A satisfying accompaniment for any main meal especially a roast. This recipe is suitable for vegetarians and is very easy to cook.
  • Serves: 4

  • Prep time:

  • Cooking time:

  • Total time:

  • Skill level: Easy peasy

  • Costs: Cheap as chips

Woman's Weekly recipe A satisfying accompaniment for any main meal, especially a roast dinner.

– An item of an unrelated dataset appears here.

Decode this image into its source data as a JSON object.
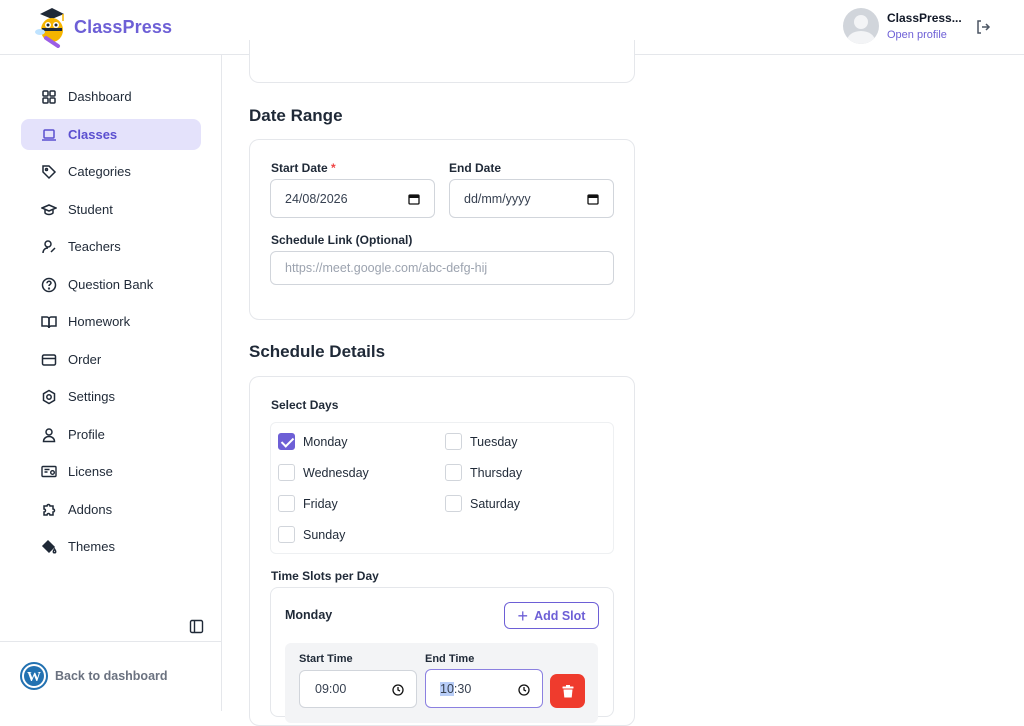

These soft buttery potatoes will melt in your mouth

Ingredients

  • 1kg (2¼lb) baby or new potatoes
  • 1-2 cloves garlic, peeled, left whole and squashed
  • 2 bay leaves
  • 40g (1½oz) butter
  • 200ml (7fl oz) white wine
  • Sea salt, for serving

Instead of wine, you can add vegetable or chicken stock.

Method

  1. Put the potatoes, garlic and bay leaves in one layer in a large pan. Add the butter and pour in the wine. Put the lid on the pan and cook over a med heat for about 45 mins, until the wine has almost been absorbed and the potatoes are tender.
  2. Take off the lid and let the potatoes sizzle and brown in the juices for 10-15 mins, turning the potatoes until the skins are golden and crispy. Sprinkle with salt for serving.